As-built reference (2026-06-08/09 graft -- audit trail)

  • magnum/0: LXD 1/lxd/2 on openstack1, addr 10.12.4.76, charm magnum 2024.1/stable rev 70, DEB magnum 18.0.1, python3.10, container ubuntu 22.04; conductor user magnum.
  • As-FIRST-built driver: 1.3.0 (pip --no-deps) -> read the version-less v1beta2 ref -> health UNHEALTHY (D-042). PHASE-07 BASELINE supersedes this with the RELEASED magnum-capi-helm==1.4.0 (api_resources; default v1beta1).

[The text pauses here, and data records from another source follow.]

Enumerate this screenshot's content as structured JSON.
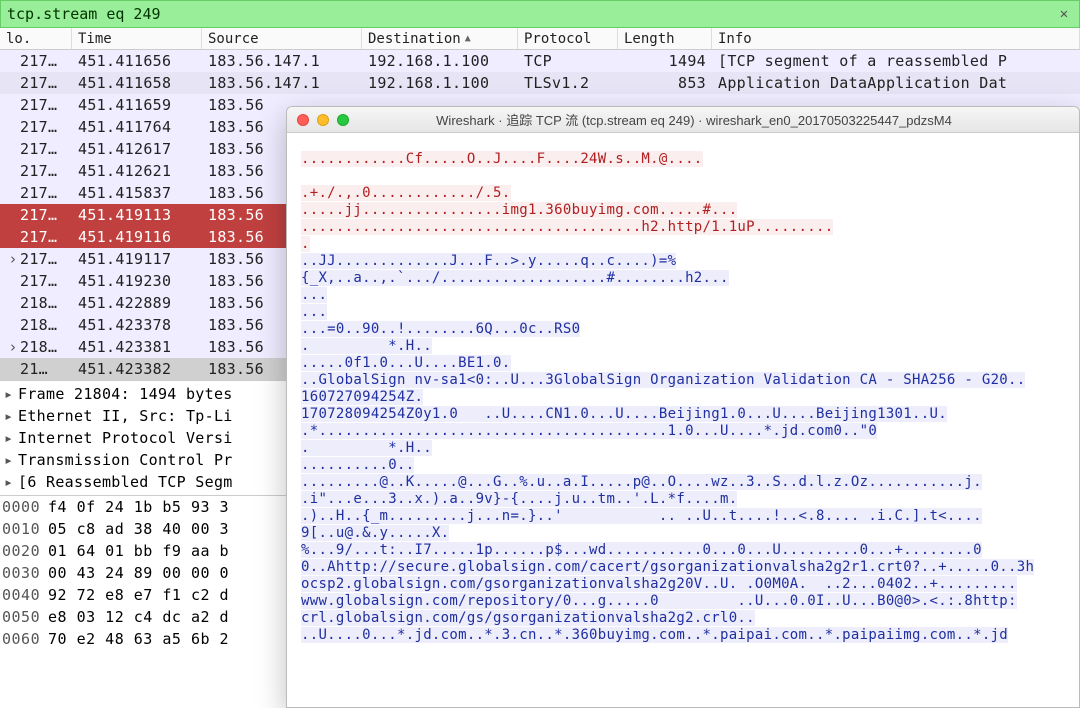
{
  "filter": {
    "value": "tcp.stream eq 249",
    "clear_tip": "Clear"
  },
  "columns": {
    "no": "lo.",
    "time": "Time",
    "source": "Source",
    "destination": "Destination",
    "protocol": "Protocol",
    "length": "Length",
    "info": "Info",
    "sort_indicator": "▲"
  },
  "column_widths": {
    "no": 72,
    "time": 130,
    "source": 160,
    "destination": 156,
    "protocol": 100,
    "length": 94,
    "info": 368
  },
  "packets": [
    {
      "style": "row-tcp",
      "gutter": "",
      "no": "217…",
      "time": "451.411656",
      "src": "183.56.147.1",
      "dst": "192.168.1.100",
      "proto": "TCP",
      "len": "1494",
      "info": "[TCP segment of a reassembled P"
    },
    {
      "style": "row-tls",
      "gutter": "",
      "no": "217…",
      "time": "451.411658",
      "src": "183.56.147.1",
      "dst": "192.168.1.100",
      "proto": "TLSv1.2",
      "len": "853",
      "info": "Application DataApplication Dat"
    },
    {
      "style": "row-tcp",
      "gutter": "",
      "no": "217…",
      "time": "451.411659",
      "src": "183.56",
      "dst": "",
      "proto": "",
      "len": "",
      "info": ""
    },
    {
      "style": "row-tcp",
      "gutter": "",
      "no": "217…",
      "time": "451.411764",
      "src": "183.56",
      "dst": "",
      "proto": "",
      "len": "",
      "info": ""
    },
    {
      "style": "row-tcp",
      "gutter": "",
      "no": "217…",
      "time": "451.412617",
      "src": "183.56",
      "dst": "",
      "proto": "",
      "len": "",
      "info": ""
    },
    {
      "style": "row-tcp",
      "gutter": "",
      "no": "217…",
      "time": "451.412621",
      "src": "183.56",
      "dst": "",
      "proto": "",
      "len": "",
      "info": ""
    },
    {
      "style": "row-tcp",
      "gutter": "",
      "no": "217…",
      "time": "451.415837",
      "src": "183.56",
      "dst": "",
      "proto": "",
      "len": "",
      "info": ""
    },
    {
      "style": "row-sel",
      "gutter": "",
      "no": "217…",
      "time": "451.419113",
      "src": "183.56",
      "dst": "",
      "proto": "",
      "len": "",
      "info": ""
    },
    {
      "style": "row-sel",
      "gutter": "",
      "no": "217…",
      "time": "451.419116",
      "src": "183.56",
      "dst": "",
      "proto": "",
      "len": "",
      "info": ""
    },
    {
      "style": "row-tcp",
      "gutter": "›",
      "no": "217…",
      "time": "451.419117",
      "src": "183.56",
      "dst": "",
      "proto": "",
      "len": "",
      "info": ""
    },
    {
      "style": "row-tcp",
      "gutter": "",
      "no": "217…",
      "time": "451.419230",
      "src": "183.56",
      "dst": "",
      "proto": "",
      "len": "",
      "info": ""
    },
    {
      "style": "row-tcp",
      "gutter": "",
      "no": "218…",
      "time": "451.422889",
      "src": "183.56",
      "dst": "",
      "proto": "",
      "len": "",
      "info": ""
    },
    {
      "style": "row-tcp",
      "gutter": "",
      "no": "218…",
      "time": "451.423378",
      "src": "183.56",
      "dst": "",
      "proto": "",
      "len": "",
      "info": ""
    },
    {
      "style": "row-tcp",
      "gutter": "›",
      "no": "218…",
      "time": "451.423381",
      "src": "183.56",
      "dst": "",
      "proto": "",
      "len": "",
      "info": ""
    },
    {
      "style": "row-last",
      "gutter": "",
      "no": "21…",
      "time": "451.423382",
      "src": "183.56",
      "dst": "",
      "proto": "",
      "len": "",
      "info": ""
    }
  ],
  "details": [
    "Frame 21804: 1494 bytes",
    "Ethernet II, Src: Tp-Li",
    "Internet Protocol Versi",
    "Transmission Control Pr",
    "[6 Reassembled TCP Segm"
  ],
  "hex": [
    {
      "off": "0000",
      "bytes": "f4 0f 24 1b b5 93 3"
    },
    {
      "off": "0010",
      "bytes": "05 c8 ad 38 40 00 3"
    },
    {
      "off": "0020",
      "bytes": "01 64 01 bb f9 aa b"
    },
    {
      "off": "0030",
      "bytes": "00 43 24 89 00 00 0"
    },
    {
      "off": "0040",
      "bytes": "92 72 e8 e7 f1 c2 d"
    },
    {
      "off": "0050",
      "bytes": "e8 03 12 c4 dc a2 d"
    },
    {
      "off": "0060",
      "bytes": "70 e2 48 63 a5 6b 2"
    }
  ],
  "follow": {
    "title": "Wireshark · 追踪 TCP 流 (tcp.stream eq 249) · wireshark_en0_20170503225447_pdzsM4",
    "lines": [
      {
        "c": "cli",
        "t": "............Cf.....O..J....F....24W.s..M.@...."
      },
      {
        "c": "",
        "t": ""
      },
      {
        "c": "cli",
        "t": ".+./.,.0............/.5."
      },
      {
        "c": "cli",
        "t": ".....jj................img1.360buyimg.com.....#..."
      },
      {
        "c": "cli",
        "t": ".......................................h2.http/1.1uP........."
      },
      {
        "c": "cli",
        "t": "."
      },
      {
        "c": "srv",
        "t": "..JJ.............J...F..>.y.....q..c....)=%"
      },
      {
        "c": "srv",
        "t": "{_X,..a..,.`.../...................#........h2..."
      },
      {
        "c": "srv",
        "t": "..."
      },
      {
        "c": "srv",
        "t": "..."
      },
      {
        "c": "srv",
        "t": "...=0..90..!........6Q...0c..RS0"
      },
      {
        "c": "srv",
        "t": ".         *.H.."
      },
      {
        "c": "srv",
        "t": ".....0f1.0...U....BE1.0."
      },
      {
        "c": "srv",
        "t": "..GlobalSign nv-sa1<0:..U...3GlobalSign Organization Validation CA - SHA256 - G20.."
      },
      {
        "c": "srv",
        "t": "160727094254Z."
      },
      {
        "c": "srv",
        "t": "170728094254Z0y1.0   ..U....CN1.0...U....Beijing1.0...U....Beijing1301..U."
      },
      {
        "c": "srv",
        "t": ".*........................................1.0...U....*.jd.com0..\"0"
      },
      {
        "c": "srv",
        "t": ".         *.H.."
      },
      {
        "c": "srv",
        "t": "..........0.."
      },
      {
        "c": "srv",
        "t": ".........@..K.....@...G..%.u..a.I.....p@..O....wz..3..S..d.l.z.Oz...........j."
      },
      {
        "c": "srv",
        "t": ".i\"...e...3..x.).a..9v}-{....j.u..tm..'.L.*f....m."
      },
      {
        "c": "srv",
        "t": ".)..H..{_m.........j...n=.}..'           .. ..U..t....!..<.8.... .i.C.].t<...."
      },
      {
        "c": "srv",
        "t": "9[..u@.&.y.....X."
      },
      {
        "c": "srv",
        "t": "%...9/...t:..I7.....1p......p$...wd...........0...0...U.........0...+........0"
      },
      {
        "c": "srv",
        "t": "0..Ahttp://secure.globalsign.com/cacert/gsorganizationvalsha2g2r1.crt0?..+.....0..3h"
      },
      {
        "c": "srv",
        "t": "ocsp2.globalsign.com/gsorganizationvalsha2g20V..U. .O0M0A.  ..2...0402..+........."
      },
      {
        "c": "srv",
        "t": "www.globalsign.com/repository/0...g.....0         ..U...0.0I..U...B0@0>.<.:.8http:"
      },
      {
        "c": "srv",
        "t": "crl.globalsign.com/gs/gsorganizationvalsha2g2.crl0.."
      },
      {
        "c": "srv",
        "t": "..U....0...*.jd.com..*.3.cn..*.360buyimg.com..*.paipai.com..*.paipaiimg.com..*.jd"
      }
    ]
  }
}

  • kubeconfig: /etc/magnum/kubeconfig, -rw------- magnum, ~5657 bytes, server = FIP 10.12.7.40:6443.
  • conf.d drop-in /etc/magnum/magnum.conf.d/00-capi-helm.conf: kubeconfig_file, helm_chart_repo (azimuth), helm_chart_name openstack-cluster, default_helm_chart_version 0.25.1 (api_resources left default -- v1beta1 served by CAPI v1.13.2 / CAPO v0.14.4).

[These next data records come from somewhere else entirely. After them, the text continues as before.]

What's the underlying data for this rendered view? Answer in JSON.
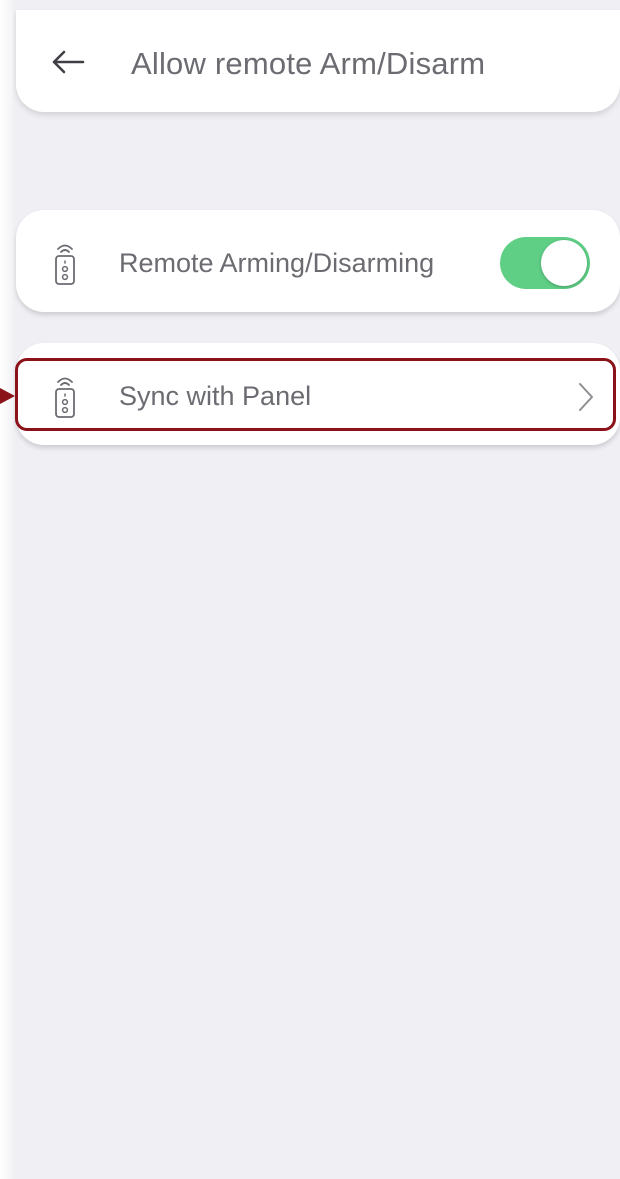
{
  "header": {
    "title": "Allow remote Arm/Disarm",
    "back_icon": "arrow-left-icon"
  },
  "settings": [
    {
      "label": "Remote Arming/Disarming",
      "icon": "remote-control-icon",
      "control": "toggle",
      "enabled": true
    },
    {
      "label": "Sync with Panel",
      "icon": "remote-control-icon",
      "control": "chevron-right-icon"
    }
  ],
  "colors": {
    "background": "#efeff4",
    "card": "#ffffff",
    "text": "#6b6b72",
    "toggle_on": "#5fcf86",
    "highlight": "#8b1219"
  }
}
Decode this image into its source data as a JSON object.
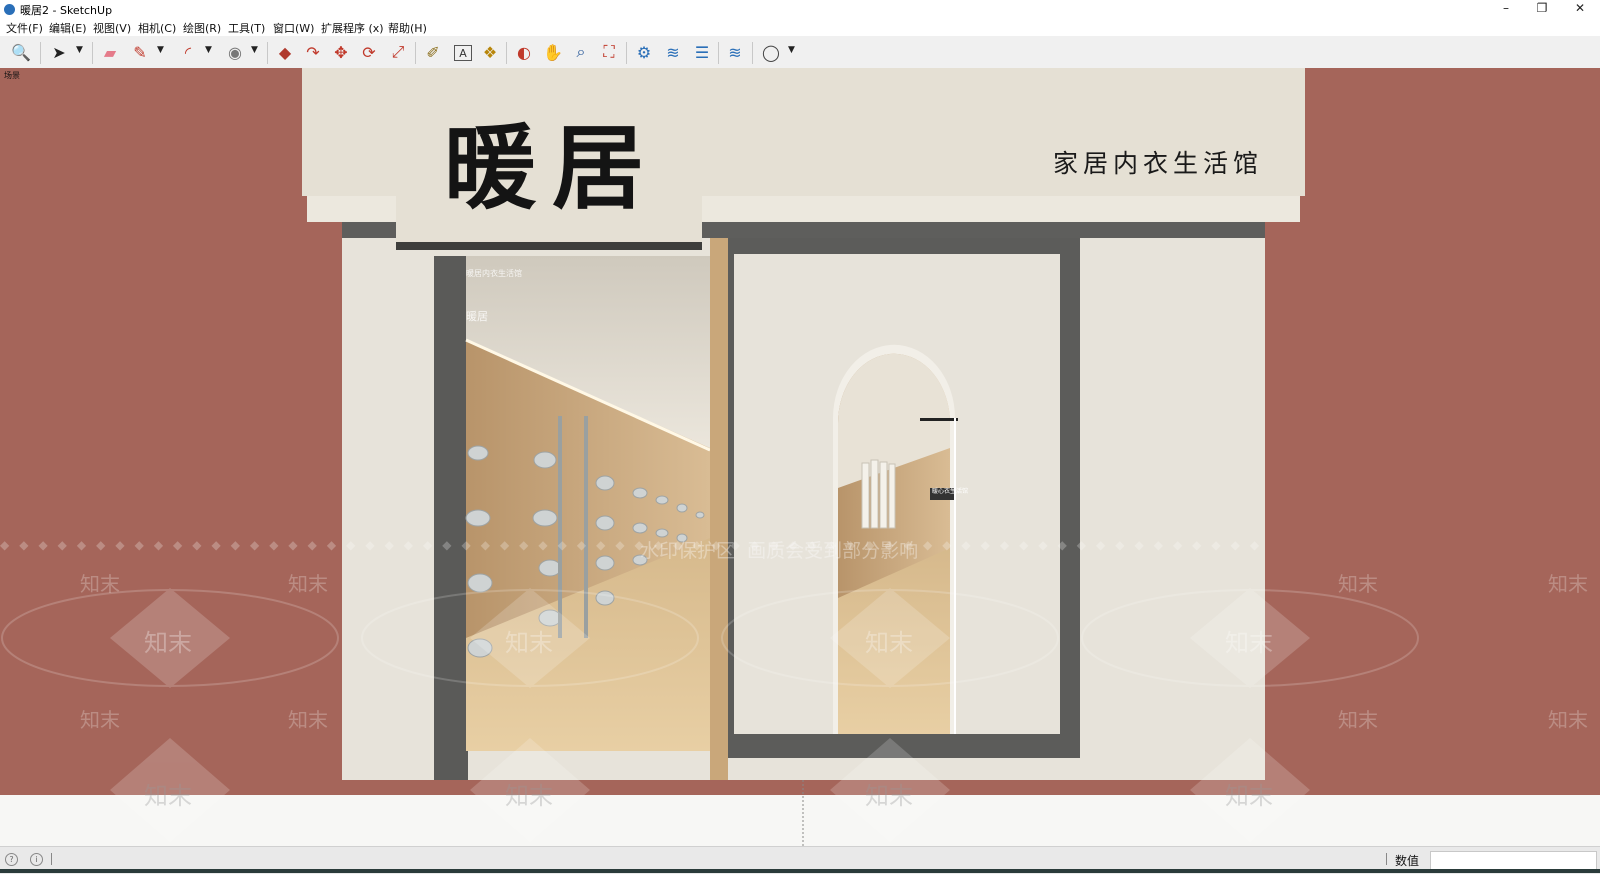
{
  "window": {
    "title": "暖居2 - SketchUp",
    "controls": {
      "minimize": "–",
      "restore": "❐",
      "close": "✕"
    }
  },
  "menu": [
    {
      "label": "文件(F)"
    },
    {
      "label": "编辑(E)"
    },
    {
      "label": "视图(V)"
    },
    {
      "label": "相机(C)"
    },
    {
      "label": "绘图(R)"
    },
    {
      "label": "工具(T)"
    },
    {
      "label": "窗口(W)"
    },
    {
      "label": "扩展程序 (x)"
    },
    {
      "label": "帮助(H)"
    }
  ],
  "toolbar": {
    "tools": [
      {
        "name": "zoom-icon",
        "glyph": "🔍"
      },
      {
        "name": "select-icon",
        "glyph": "➤"
      },
      {
        "name": "eraser-icon",
        "glyph": "▰"
      },
      {
        "name": "pencil-icon",
        "glyph": "✎"
      },
      {
        "name": "arc-icon",
        "glyph": "◜"
      },
      {
        "name": "shape-icon",
        "glyph": "◉"
      },
      {
        "name": "push-pull-icon",
        "glyph": "◆"
      },
      {
        "name": "follow-me-icon",
        "glyph": "↷"
      },
      {
        "name": "move-icon",
        "glyph": "✥"
      },
      {
        "name": "rotate-icon",
        "glyph": "⟳"
      },
      {
        "name": "scale-icon",
        "glyph": "⤢"
      },
      {
        "name": "tape-measure-icon",
        "glyph": "✐"
      },
      {
        "name": "text-icon",
        "glyph": "A"
      },
      {
        "name": "paint-bucket-icon",
        "glyph": "❖"
      },
      {
        "name": "orbit-icon",
        "glyph": "◐"
      },
      {
        "name": "pan-icon",
        "glyph": "✋"
      },
      {
        "name": "zoom-tool-icon",
        "glyph": "⌕"
      },
      {
        "name": "zoom-extents-icon",
        "glyph": "⛶"
      },
      {
        "name": "warehouse-icon",
        "glyph": "⚙"
      },
      {
        "name": "extension-warehouse-icon",
        "glyph": "≋"
      },
      {
        "name": "layout-icon",
        "glyph": "☰"
      },
      {
        "name": "extension-manager-icon",
        "glyph": "≋"
      },
      {
        "name": "account-icon",
        "glyph": "◯"
      }
    ]
  },
  "viewport": {
    "scene_tab": "场景",
    "sign": {
      "brand_char1": "暖",
      "brand_char2": "居",
      "tagline": "家居内衣生活馆"
    },
    "interior_labels": {
      "small1": "暖居内衣生活馆",
      "small2": "暖居",
      "arch_plate": "暖心衣生活馆"
    },
    "watermark": {
      "logo": "知末",
      "notice": "水印保护区  画质会受到部分影响"
    }
  },
  "status": {
    "vcb_label": "数值",
    "vcb_value": ""
  }
}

  • config-dir injection: /etc/default/magnum-conductor DAEMON_ARGS="$DAEMON_ARGS --config-dir /etc/magnum/magnum.conf.d"; verified live via ps and the init script show-args.

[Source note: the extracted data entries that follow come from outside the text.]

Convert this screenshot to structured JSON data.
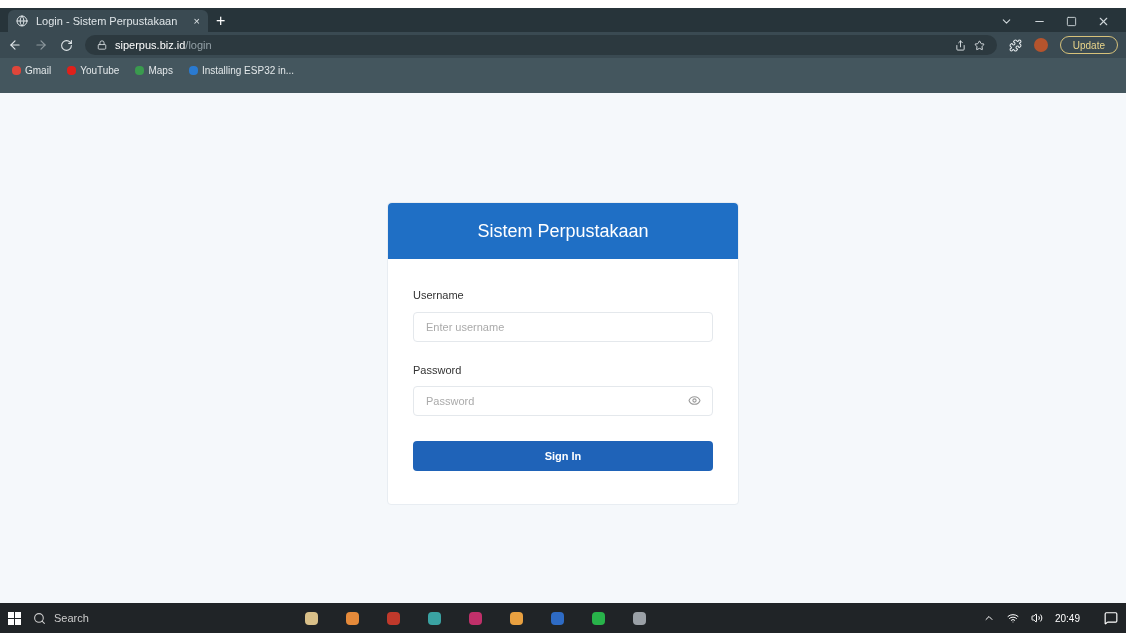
{
  "browser": {
    "tab": {
      "title": "Login - Sistem Perpustakaan",
      "close": "×"
    },
    "new_tab": "+",
    "url": {
      "host": "siperpus.biz.id",
      "path": "/login"
    },
    "update_button": "Update",
    "bookmarks": [
      {
        "label": "Gmail",
        "color": "#e0463a"
      },
      {
        "label": "YouTube",
        "color": "#e0201a"
      },
      {
        "label": "Maps",
        "color": "#3a9a4e"
      },
      {
        "label": "Installing ESP32 in...",
        "color": "#2a7ad0"
      }
    ]
  },
  "login": {
    "title": "Sistem Perpustakaan",
    "fields": [
      {
        "label": "Username",
        "placeholder": "Enter username",
        "kind": "text"
      },
      {
        "label": "Password",
        "placeholder": "Password",
        "kind": "password"
      }
    ],
    "submit": "Sign In"
  },
  "taskbar": {
    "search": "Search",
    "apps": [
      {
        "color": "#d9c089"
      },
      {
        "color": "#e58a3a"
      },
      {
        "color": "#c0392b"
      },
      {
        "color": "#3aa3a3"
      },
      {
        "color": "#c0306a"
      },
      {
        "color": "#e8a040"
      },
      {
        "color": "#2e6bc4"
      },
      {
        "color": "#28b34a"
      },
      {
        "color": "#9aa0a6"
      }
    ],
    "time": "20:49"
  }
}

  • helm v3.17.3 at /usr/local/bin/helm.
  • Driver internals (reference, from installed source): routes on (server_type vm, os ubuntu, coe kubernetes); k8s version comes from the IMAGE kube_version property (NOT a template label), os_distro=ubuntu; flavor floor 2048 MB / 2 vCPU; auto-mints an app credential (workload nodes use the PUBLIC keystone interface); apiServer ALWAYS provisions an Octavia LB (+FIP default).

Next

phase-08 -- workload-cluster acceptance: create a tenant cluster from template capi-k8s-v1-32, confirm CREATE_COMPLETE + Ready nodes + Calico + LB, and run the D-011 (amended per D-019) acceptance criteria.